LES MOTIFS DE LA DÉCISION

[47]           La Commission des lésions professionnelles doit déterminer si l’emploi de journalier avec tâches modifiées, incluant le balayage et le pelletage, constitue un emploi convenable au sens de la loi. Elle doit également déterminer si la CSST est justifiée de reprendre le processus de réadaptation en vertu des dispositions de l’article 51 de la loi. Enfin, le tribunal doit déterminer si le travailleur a subi une lésion professionnelle le 18 juillet 2008.

[48]           Afin de disposer des questions de l’emploi convenable et de la reprise du processus de réadaptation, la Commission des lésions professionnelles réfère à la définition d’emploi convenable et à l’article 51 de la loi qui suivent :

2. Dans la présente loi, à moins que le contexte n'indique un sens différent, on entend par :

 

« emploi convenable » : un emploi approprié qui permet au travailleur victime d'une lésion professionnelle d'utiliser sa capacité résiduelle et ses qualifications professionnelles, qui présente une possibilité raisonnable d'embauche et dont les conditions d'exercice ne comportent pas de danger pour la santé, la sécurité ou l'intégrité physique du travailleur compte tenu de sa lésion;

__________

1985, c. 6, a. 2; 1997, c. 27, a. 1; 1999, c. 14, a. 2; 1999, c. 40, a. 4; 1999, c. 89, a. 53; 2002, c. 6, a. 76; 2002, c. 76, a. 27; 2006, c. 53, a. 1.

 

51.  Le travailleur qui occupe à plein temps un emploi convenable et qui, dans les deux ans suivant la date où il a commencé à l'exercer, doit abandonner cet emploi selon l'avis du médecin qui en a charge récupère son droit à l'indemnité de remplacement du revenu prévue par l'article 45 et aux autres prestations prévues par la présente loi.

 

Le premier alinéa ne s'applique que si le médecin qui a charge du travailleur est d'avis que celui-ci n'est pas raisonnablement en mesure d'occuper cet emploi convenable ou que cet emploi convenable comporte un danger pour la santé, la sécurité ou l'intégrité physique du travailleur.

__________

1985, c. 6, a. 51.

 

[49]           La preuve médicale prépondérante révèle que les limitations fonctionnelles suivantes sont initialement retenues en relation avec l’entorse lombaire subie par le travailleur : éviter d’avoir à soulever, tirer, pousser de façon répétitive ou fréquente des charges de plus de 10 à 15 kilogrammes; peut pousser occasionnellement des charges de 15 à 20 kilogrammes; éviter d’avoir à travailler en position accroupie ou dans des endroits exigus; éviter les mouvements répétitifs de grande amplitude du rachis lombaire; avoir la possibilité d’alterner les positions assise et debout.

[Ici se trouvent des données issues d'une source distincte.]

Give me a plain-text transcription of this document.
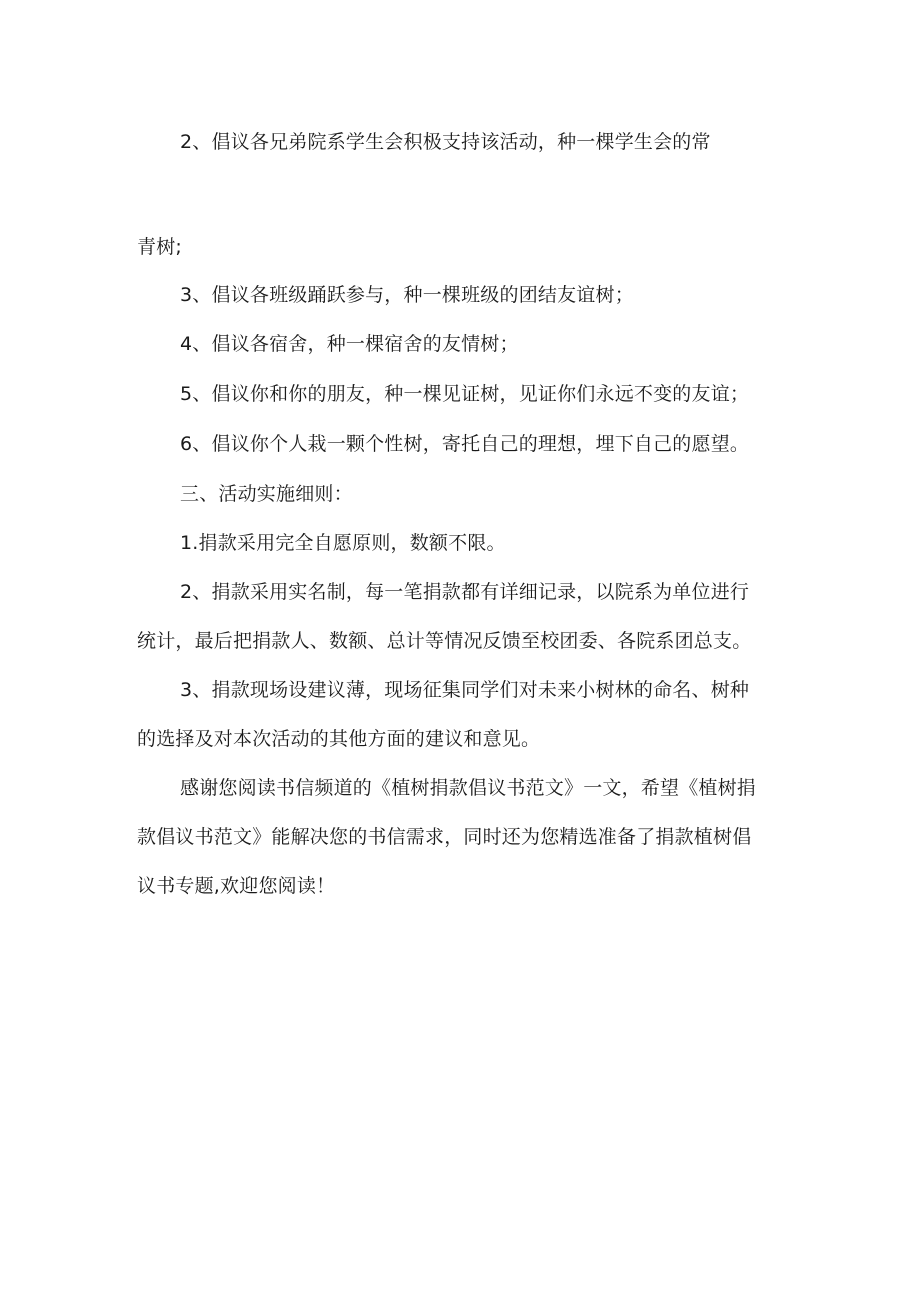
2、倡议各兄弟院系学生会积极支持该活动，种一棵学生会的常
青树;
3、倡议各班级踊跃参与，种一棵班级的团结友谊树；
4、倡议各宿舍，种一棵宿舍的友情树；
5、倡议你和你的朋友，种一棵见证树，见证你们永远不变的友谊；
6、倡议你个人栽一颗个性树，寄托自己的理想，埋下自己的愿望。
三、活动实施细则：
1.捐款采用完全自愿原则，数额不限。
2、捐款采用实名制，每一笔捐款都有详细记录，以院系为单位进行
统计，最后把捐款人、数额、总计等情况反馈至校团委、各院系团总支。
3、捐款现场设建议薄，现场征集同学们对未来小树林的命名、树种
的选择及对本次活动的其他方面的建议和意见。
感谢您阅读书信频道的《植树捐款倡议书范文》一文，希望《植树捐
款倡议书范文》能解决您的书信需求，同时还为您精选准备了捐款植树倡
议书专题,欢迎您阅读！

[50]           Au sujet de la condition personnelle de syndrome fémoro-patellaire droit plus grand que le gauche, les limitations fonctionnelles suivantes sont également retenues: éviter le travail en position accroupie ou à genoux; éviter d’avoir à marcher de façon prolongée en terrain inégal; éviter d’avoir à soulever, tirer, porter, transporter de façon répétitive ou fréquente des charges de 15 kilogrammes ou plus.

[51]           Le médecin qui a charge du travailleur, le docteur Aubry à l’époque, est d’accord avec l’ensemble des limitations fonctionnelles précisées et un processus de réadaptation est enclenché avec la collaboration du travailleur et de l’employeur.

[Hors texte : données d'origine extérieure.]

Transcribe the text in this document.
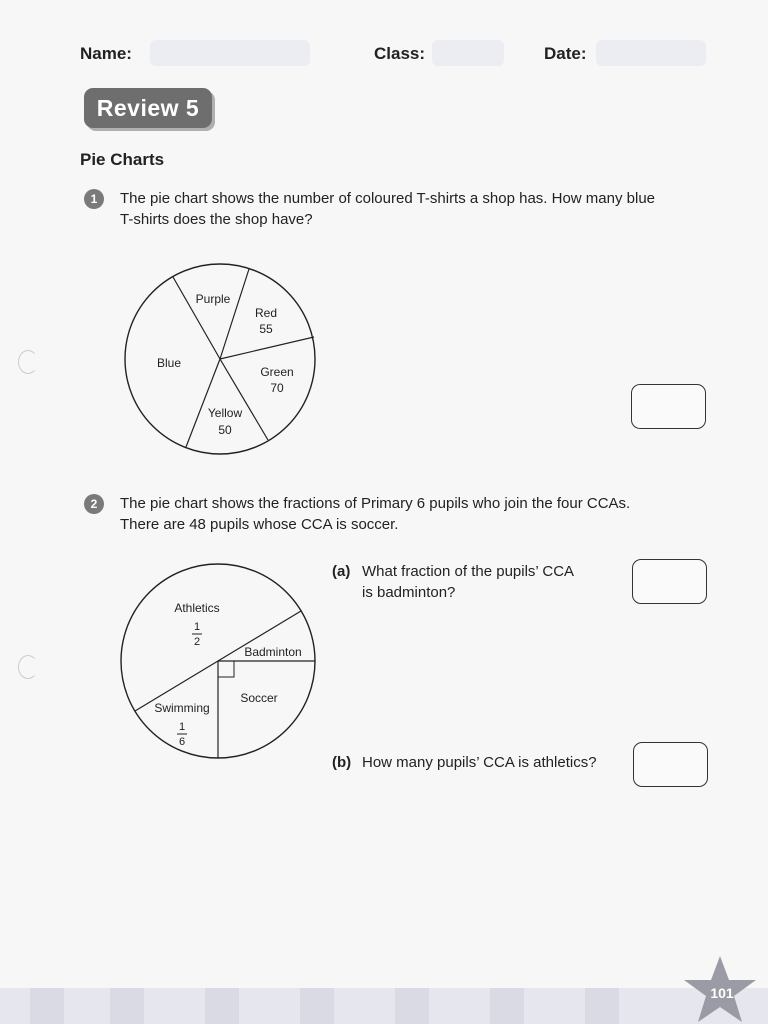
Name:	Class:	Date:
Review 5
Pie Charts
1	The pie chart shows the number of coloured T-shirts a shop has. How many blue
T-shirts does the shop have?
Purple
Red
55
Blue
Green
70
Yellow
50
2	The pie chart shows the fractions of Primary 6 pupils who join the four CCAs.
There are 48 pupils whose CCA is soccer.
Athletics
1
2
Badminton
Soccer
Swimming
1
6
(a) What fraction of the pupils’ CCA
is badminton?
(b) How many pupils’ CCA is athletics?
101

[52]           L’emploi convenable de journalier avec tâches modifiées, incluant le balayage et le pelletage, est retenu le 28 avril 2008 et le travailleur l’exerce une seule journée, soit le même jour. Il consulte son médecin  le 29 avril 2008 qui mentionne que dorénavant le balayage et le pelletage sont défendus.

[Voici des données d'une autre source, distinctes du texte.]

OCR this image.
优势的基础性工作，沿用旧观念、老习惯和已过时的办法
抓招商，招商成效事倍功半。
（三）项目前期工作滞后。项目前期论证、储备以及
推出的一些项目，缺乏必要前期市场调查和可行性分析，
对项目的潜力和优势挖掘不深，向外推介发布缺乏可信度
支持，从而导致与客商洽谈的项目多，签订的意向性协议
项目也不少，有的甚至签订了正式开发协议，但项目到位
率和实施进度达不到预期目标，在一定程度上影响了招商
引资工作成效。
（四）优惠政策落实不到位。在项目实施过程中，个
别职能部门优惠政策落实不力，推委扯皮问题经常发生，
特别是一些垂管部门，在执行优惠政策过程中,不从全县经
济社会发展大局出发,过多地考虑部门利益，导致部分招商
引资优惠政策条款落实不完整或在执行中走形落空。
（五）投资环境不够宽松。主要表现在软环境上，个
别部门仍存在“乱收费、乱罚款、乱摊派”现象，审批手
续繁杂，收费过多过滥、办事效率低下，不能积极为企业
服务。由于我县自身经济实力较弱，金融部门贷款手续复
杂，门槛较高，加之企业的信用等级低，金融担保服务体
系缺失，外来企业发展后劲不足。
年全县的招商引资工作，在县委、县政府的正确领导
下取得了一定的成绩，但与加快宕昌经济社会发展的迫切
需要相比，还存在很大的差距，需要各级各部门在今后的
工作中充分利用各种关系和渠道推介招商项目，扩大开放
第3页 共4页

[53]           Conséquemment, la CSST, en première instance et à la suite d’une révision administrative, déclare que l’emploi de journalier avec tâches modifiées, incluant le balayage et le pelletage, ne constitue pas un emploi convenable au sens de la loi et reprend le processus de réadaptation en vertu des dispositions de l’article 51 de la loi.

[54]           L’employeur abolit donc les tâches de balayage et de pelletage pour les remplacer par des activités de lavage de vitres intérieures et par des commissions diverses.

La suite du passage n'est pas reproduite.